Nathalie Herschdorfer

Publié le 03 août 2015
Regards invités

Stigmates est une exposition du Musée de l’Elysée, Lausanne à l’invitation du Musée international de la Croix-Rouge et du Croissant-Rouge, Genève en 2009.

La question au cœur de l’exposition: en quoi la photographie reste-elle pertinente pour montrer les conflits du monde, face à la prédominance de la télévision et des médias numériques en tant que fournisseurs instantanés d’information?

Cette exposition réunit des travaux photographiques qui n’appartiennent pas à la famille d’images de type «du sang à la une». Les photographes réunis n’ont pas cherché à être au cœur du chaos mais plutôt à saisir ce qui reste.

Suzanne Opton (Etats-Unis, née en 1950) renouvelle deux genres: le reportage de guerre et le portrait. Ses images de visages de soldats américains et de réfugiés irakiens, qu’elle a choisi de photographier couchés, montrent des victimes de la guerre. La position couchée renvoie à la figure du martyre. Il ne s’agit pas d’anonymes comme c’est généralement le cas dans l’imagerie de la guerre. Ils portent un nom. On connaît quelques détails de leur vie. Mais ces visages parlent-ils des souffrances endurées? (Voir ci-dessus les images 1+2)
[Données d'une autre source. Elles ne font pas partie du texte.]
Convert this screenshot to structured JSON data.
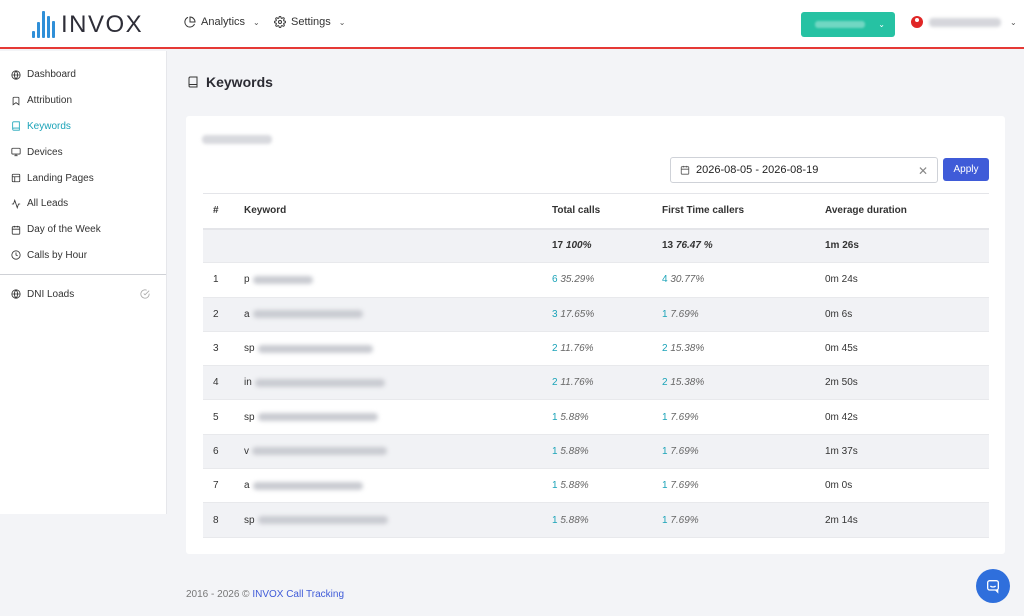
{
  "header": {
    "logo_text": "INVOX",
    "nav": [
      {
        "label": "Analytics",
        "icon": "pie-chart-icon"
      },
      {
        "label": "Settings",
        "icon": "gear-icon"
      }
    ],
    "accent_color": "#26c2a3",
    "border_color": "#e53935"
  },
  "sidebar": {
    "items": [
      {
        "label": "Dashboard",
        "icon": "globe-icon"
      },
      {
        "label": "Attribution",
        "icon": "bookmark-icon"
      },
      {
        "label": "Keywords",
        "icon": "book-icon",
        "active": true
      },
      {
        "label": "Devices",
        "icon": "monitor-icon"
      },
      {
        "label": "Landing Pages",
        "icon": "layout-icon"
      },
      {
        "label": "All Leads",
        "icon": "activity-icon"
      },
      {
        "label": "Day of the Week",
        "icon": "calendar-icon"
      },
      {
        "label": "Calls by Hour",
        "icon": "clock-icon"
      }
    ],
    "secondary": [
      {
        "label": "DNI Loads",
        "icon": "globe-icon"
      }
    ],
    "active_color": "#1aa3b8"
  },
  "page": {
    "title": "Keywords",
    "date_range": "2026-08-05 - 2026-08-19",
    "apply_label": "Apply"
  },
  "table": {
    "headers": [
      "#",
      "Keyword",
      "Total calls",
      "First Time callers",
      "Average duration"
    ],
    "summary": {
      "total_calls": "17",
      "total_pct": "100%",
      "ftc": "13",
      "ftc_pct": "76.47 %",
      "avg": "1m 26s"
    },
    "rows": [
      {
        "n": "1",
        "kw": "p",
        "tot": "6",
        "tot_pct": "35.29%",
        "ftc": "4",
        "ftc_pct": "30.77%",
        "avg": "0m 24s"
      },
      {
        "n": "2",
        "kw": "a",
        "tot": "3",
        "tot_pct": "17.65%",
        "ftc": "1",
        "ftc_pct": "7.69%",
        "avg": "0m 6s"
      },
      {
        "n": "3",
        "kw": "sp",
        "tot": "2",
        "tot_pct": "11.76%",
        "ftc": "2",
        "ftc_pct": "15.38%",
        "avg": "0m 45s"
      },
      {
        "n": "4",
        "kw": "in",
        "tot": "2",
        "tot_pct": "11.76%",
        "ftc": "2",
        "ftc_pct": "15.38%",
        "avg": "2m 50s"
      },
      {
        "n": "5",
        "kw": "sp",
        "tot": "1",
        "tot_pct": "5.88%",
        "ftc": "1",
        "ftc_pct": "7.69%",
        "avg": "0m 42s"
      },
      {
        "n": "6",
        "kw": "v",
        "tot": "1",
        "tot_pct": "5.88%",
        "ftc": "1",
        "ftc_pct": "7.69%",
        "avg": "1m 37s"
      },
      {
        "n": "7",
        "kw": "a",
        "tot": "1",
        "tot_pct": "5.88%",
        "ftc": "1",
        "ftc_pct": "7.69%",
        "avg": "0m 0s"
      },
      {
        "n": "8",
        "kw": "sp",
        "tot": "1",
        "tot_pct": "5.88%",
        "ftc": "1",
        "ftc_pct": "7.69%",
        "avg": "2m 14s"
      }
    ]
  },
  "footer": {
    "prefix": "2016 - 2026 ©",
    "brand": "INVOX Call Tracking"
  }
}
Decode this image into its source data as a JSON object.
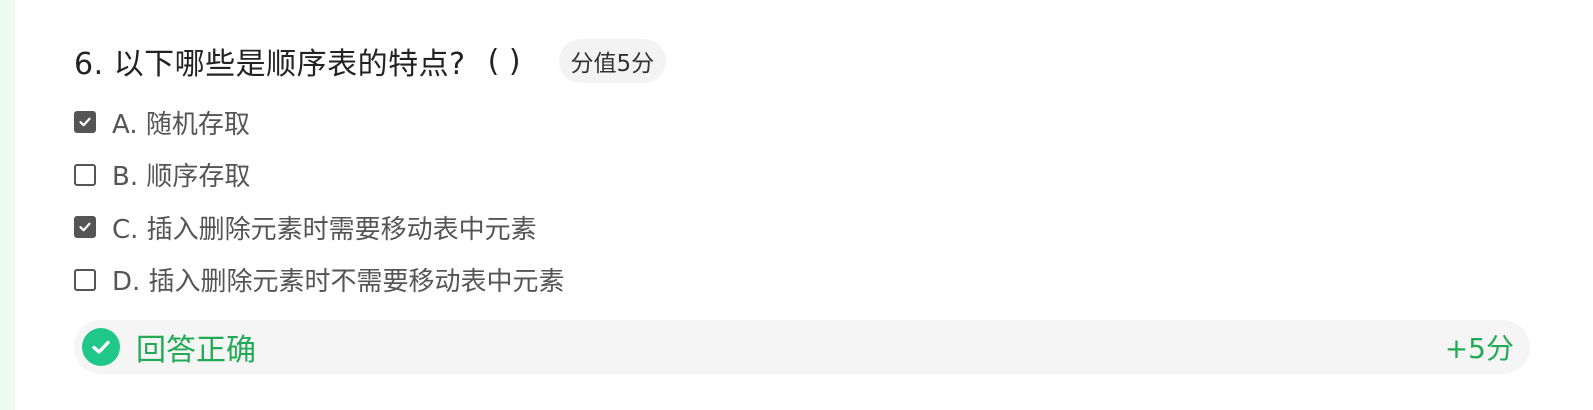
{
  "question": {
    "title": "6. 以下哪些是顺序表的特点?",
    "paren": "( )",
    "score_badge": "分值5分"
  },
  "options": [
    {
      "label": "A. 随机存取",
      "checked": true
    },
    {
      "label": "B. 顺序存取",
      "checked": false
    },
    {
      "label": "C. 插入删除元素时需要移动表中元素",
      "checked": true
    },
    {
      "label": "D. 插入删除元素时不需要移动表中元素",
      "checked": false
    }
  ],
  "result": {
    "text": "回答正确",
    "score": "+5分",
    "icon": "check-circle-icon",
    "color": "#22aa55"
  },
  "colors": {
    "sidebar_accent": "#effaef",
    "checkbox": "#555555",
    "success_icon_bg": "#1fc788"
  }
}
Dana Popa (Roumanie, née en 1977) cherche à montrer comment des jeunes filles moldaves, victimes de trafic sexuel, parviennent à gérer leurs traumatismes. Or son reportage ne montre rien de leur captivité. L’information donnée sur l’identité et l’âge des sujets, ainsi que les quelques bribes de leur histoire génèrent chez le spectateur une réaction d’indignation. L’intensité de la détresse de ces jeunes femmes peut-elle ainsi devenir visible? (Voir ci-dessus l’image 3)
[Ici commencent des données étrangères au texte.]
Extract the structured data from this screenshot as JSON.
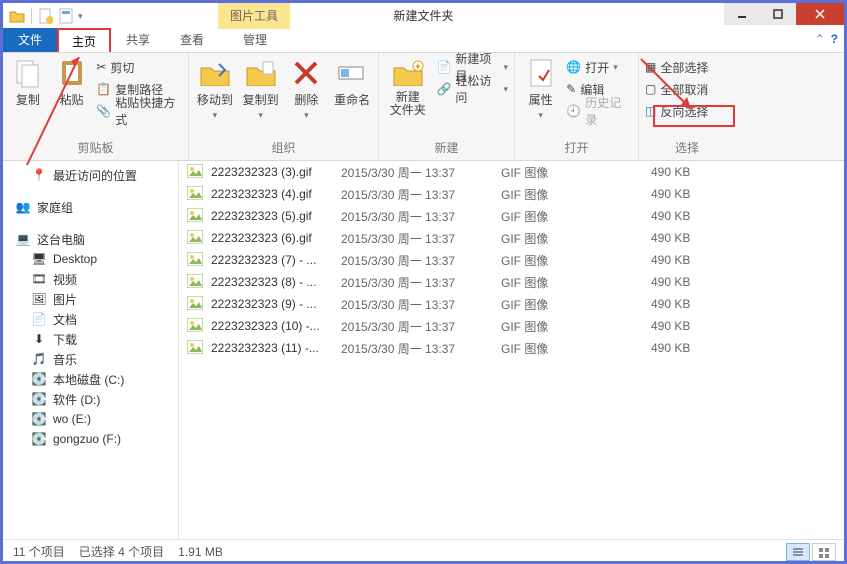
{
  "window": {
    "title": "新建文件夹",
    "tool_tab": "图片工具"
  },
  "tabs": {
    "file": "文件",
    "home": "主页",
    "share": "共享",
    "view": "查看",
    "manage": "管理"
  },
  "ribbon": {
    "clipboard": {
      "copy": "复制",
      "paste": "粘贴",
      "cut": "剪切",
      "copypath": "复制路径",
      "pasteshortcut": "粘贴快捷方式",
      "label": "剪贴板"
    },
    "organize": {
      "moveto": "移动到",
      "copyto": "复制到",
      "delete": "删除",
      "rename": "重命名",
      "label": "组织"
    },
    "new": {
      "newfolder": "新建\n文件夹",
      "newitem": "新建项目",
      "easyaccess": "轻松访问",
      "label": "新建"
    },
    "open": {
      "properties": "属性",
      "open": "打开",
      "edit": "编辑",
      "history": "历史记录",
      "label": "打开"
    },
    "select": {
      "selectall": "全部选择",
      "selectnone": "全部取消",
      "invert": "反向选择",
      "label": "选择"
    }
  },
  "nav": {
    "recent": "最近访问的位置",
    "homegroup": "家庭组",
    "thispc": "这台电脑",
    "desktop": "Desktop",
    "videos": "视频",
    "pictures": "图片",
    "documents": "文档",
    "downloads": "下载",
    "music": "音乐",
    "drive_c": "本地磁盘 (C:)",
    "drive_d": "软件 (D:)",
    "drive_e": "wo (E:)",
    "drive_f": "gongzuo (F:)"
  },
  "files": [
    {
      "name": "2223232323 (3).gif",
      "date": "2015/3/30 周一 13:37",
      "type": "GIF 图像",
      "size": "490 KB"
    },
    {
      "name": "2223232323 (4).gif",
      "date": "2015/3/30 周一 13:37",
      "type": "GIF 图像",
      "size": "490 KB"
    },
    {
      "name": "2223232323 (5).gif",
      "date": "2015/3/30 周一 13:37",
      "type": "GIF 图像",
      "size": "490 KB"
    },
    {
      "name": "2223232323 (6).gif",
      "date": "2015/3/30 周一 13:37",
      "type": "GIF 图像",
      "size": "490 KB"
    },
    {
      "name": "2223232323 (7) - ...",
      "date": "2015/3/30 周一 13:37",
      "type": "GIF 图像",
      "size": "490 KB"
    },
    {
      "name": "2223232323 (8) - ...",
      "date": "2015/3/30 周一 13:37",
      "type": "GIF 图像",
      "size": "490 KB"
    },
    {
      "name": "2223232323 (9) - ...",
      "date": "2015/3/30 周一 13:37",
      "type": "GIF 图像",
      "size": "490 KB"
    },
    {
      "name": "2223232323 (10) -...",
      "date": "2015/3/30 周一 13:37",
      "type": "GIF 图像",
      "size": "490 KB"
    },
    {
      "name": "2223232323 (11) -...",
      "date": "2015/3/30 周一 13:37",
      "type": "GIF 图像",
      "size": "490 KB"
    }
  ],
  "status": {
    "items": "11 个项目",
    "selected": "已选择 4 个项目",
    "size": "1.91 MB"
  }
}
Christian Schwager (Suisse, né en 1966) a photographié les Balkans dix ans après la guerre. Paysages paisibles, anodins. Pourtant, le doute contamine ces images qui représentent des lieux où furent découvertes il y a quelques années trois fosses communes. Le génocide est absent des images mais à bien les contempler, des scènes de massacre – flottant dans notre inconscient – pourraient ressurgir de la mémoire. Sans forcément passer par l’image spectaculaire, la photographie a-t-elle la capacité de générer une réaction de compassion, d’indignation? (Voir ci-dessus l’image 4)
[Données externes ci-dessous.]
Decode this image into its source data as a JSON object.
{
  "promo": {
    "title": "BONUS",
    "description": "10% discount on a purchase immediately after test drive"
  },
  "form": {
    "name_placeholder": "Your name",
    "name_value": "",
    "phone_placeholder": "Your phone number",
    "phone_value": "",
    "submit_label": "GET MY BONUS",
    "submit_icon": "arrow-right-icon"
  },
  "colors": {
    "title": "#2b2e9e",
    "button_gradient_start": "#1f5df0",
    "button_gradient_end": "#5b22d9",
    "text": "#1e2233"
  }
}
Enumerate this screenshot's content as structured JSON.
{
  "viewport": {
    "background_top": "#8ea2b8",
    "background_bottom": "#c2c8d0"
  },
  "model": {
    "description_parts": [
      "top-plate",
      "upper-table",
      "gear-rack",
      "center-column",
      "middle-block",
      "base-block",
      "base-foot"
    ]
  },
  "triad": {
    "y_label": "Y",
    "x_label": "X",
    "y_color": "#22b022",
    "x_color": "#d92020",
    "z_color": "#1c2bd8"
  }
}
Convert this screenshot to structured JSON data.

Un livre reprend cette thématique avec une trentaine d’artistes:
Jours d’après. Quand les photographes reviennent sur les lieux du drame, Thames & Hudson, Paris, 2011.

Nathalie Herschdorfer, historienne de l’art, spécialiste de la photographie. Conservatrice au Musée des beaux-arts du Locle, elle a été directrice du festival de photographie Alt. +1000, en Suisse, et commissaire d’exposition auprès de la Foundation for the Exhibition of Photography. Elle a été pendant douze ans conservatrice au Musée de l’Elysée, à Lausanne, où elle a organisé de nombreuses expositions, dont «Teen City, l’aventure adolescente», «Faire Faces, la mort du portrait» ou encore «reGeneration», consacrée à la scène émergente de la photographie mondiale.